I am wondering which motherboard to get Intel or Gigabyte.
I am specifically referring to these two motherboards.

http://www.newegg.ca/Product/Product.aspx?Item=N82E16813128405
http://www.newegg.ca/Product/Product.aspx?Item=N82E16813121388

What are the pros and cons of each board and which one has better overclock ability?

Specifically which has more features that is worth more than the other?
Because it'd be nice to have an Intel motherboard to go with an Intel CPU.


----------



## Igor Korol (Nov 16, 2009)

Also which one draws more power? Less Power? (Watts)


----------



## grimx133 (Jan 15, 2008)

There isn't any contest there, Intel makes great cpu's, but not so good on the motherboards. Gigabyte makes decent overclocking boards, though I'd guess that being an entry level micro board, the options are a tad thinner than on other boards. If you really want to know, download the manuals and read them, that's always a big help. 

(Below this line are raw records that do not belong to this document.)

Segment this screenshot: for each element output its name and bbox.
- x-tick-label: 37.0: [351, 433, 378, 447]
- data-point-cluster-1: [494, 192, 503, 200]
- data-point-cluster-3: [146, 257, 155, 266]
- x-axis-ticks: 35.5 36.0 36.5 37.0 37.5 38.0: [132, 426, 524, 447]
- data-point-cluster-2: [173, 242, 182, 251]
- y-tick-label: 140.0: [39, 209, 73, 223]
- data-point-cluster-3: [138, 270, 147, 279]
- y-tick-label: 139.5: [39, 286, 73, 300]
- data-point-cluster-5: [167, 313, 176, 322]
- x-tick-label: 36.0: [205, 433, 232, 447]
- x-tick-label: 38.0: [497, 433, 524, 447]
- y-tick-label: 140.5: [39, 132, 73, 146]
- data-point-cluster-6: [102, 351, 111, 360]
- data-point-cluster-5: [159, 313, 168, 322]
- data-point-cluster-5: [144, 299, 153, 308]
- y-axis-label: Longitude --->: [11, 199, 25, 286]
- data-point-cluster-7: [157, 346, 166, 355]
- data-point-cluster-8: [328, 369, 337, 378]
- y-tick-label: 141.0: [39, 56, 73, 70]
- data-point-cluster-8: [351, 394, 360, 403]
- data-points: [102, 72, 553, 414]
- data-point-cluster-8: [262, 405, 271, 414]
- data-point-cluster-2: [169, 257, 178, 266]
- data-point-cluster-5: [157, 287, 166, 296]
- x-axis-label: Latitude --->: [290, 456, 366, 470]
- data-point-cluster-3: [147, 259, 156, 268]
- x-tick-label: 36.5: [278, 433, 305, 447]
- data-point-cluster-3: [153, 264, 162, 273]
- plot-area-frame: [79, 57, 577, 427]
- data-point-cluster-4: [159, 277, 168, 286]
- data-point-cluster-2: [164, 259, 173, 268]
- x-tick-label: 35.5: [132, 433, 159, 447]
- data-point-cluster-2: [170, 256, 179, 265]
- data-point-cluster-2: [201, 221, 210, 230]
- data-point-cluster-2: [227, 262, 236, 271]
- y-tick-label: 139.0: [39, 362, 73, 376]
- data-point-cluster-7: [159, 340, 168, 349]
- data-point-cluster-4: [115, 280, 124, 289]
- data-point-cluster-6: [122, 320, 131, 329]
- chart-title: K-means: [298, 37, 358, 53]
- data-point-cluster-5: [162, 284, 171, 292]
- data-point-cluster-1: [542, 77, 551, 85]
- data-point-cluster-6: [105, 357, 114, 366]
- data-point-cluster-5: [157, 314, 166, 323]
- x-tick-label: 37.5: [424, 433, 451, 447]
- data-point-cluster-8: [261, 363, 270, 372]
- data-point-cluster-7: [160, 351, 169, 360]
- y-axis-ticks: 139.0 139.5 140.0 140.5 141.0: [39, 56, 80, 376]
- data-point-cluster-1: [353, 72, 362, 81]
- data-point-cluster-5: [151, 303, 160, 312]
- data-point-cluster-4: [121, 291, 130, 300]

Since you talk of overclocking, the power consumption isn't an issue. OC uses more power, and it can use a lot more power, depending on how extreme of an OC the cpu can use almost double. The boards themselves will use similar, though Gigabyte always mentions it's power saving options. 

I'd suggest going a little higher than the low end motherboards if you really plan on doing much in the way of overclocking.


----------



## Igor Korol (Nov 16, 2009)

If I had to choos between those two, which should I choose?


----------



## grimx133 (Jan 15, 2008)

Gigabyte, absolutely no question. I wouldn't get an Intel board ever, usually I prefer Asus, but do use Gigabyte as well.


----------



## Tyree (May 10, 2009)

Asus & Gigabyte are better Mobo's. Intel is not the rock solid bullet proof boards they use to be.


----------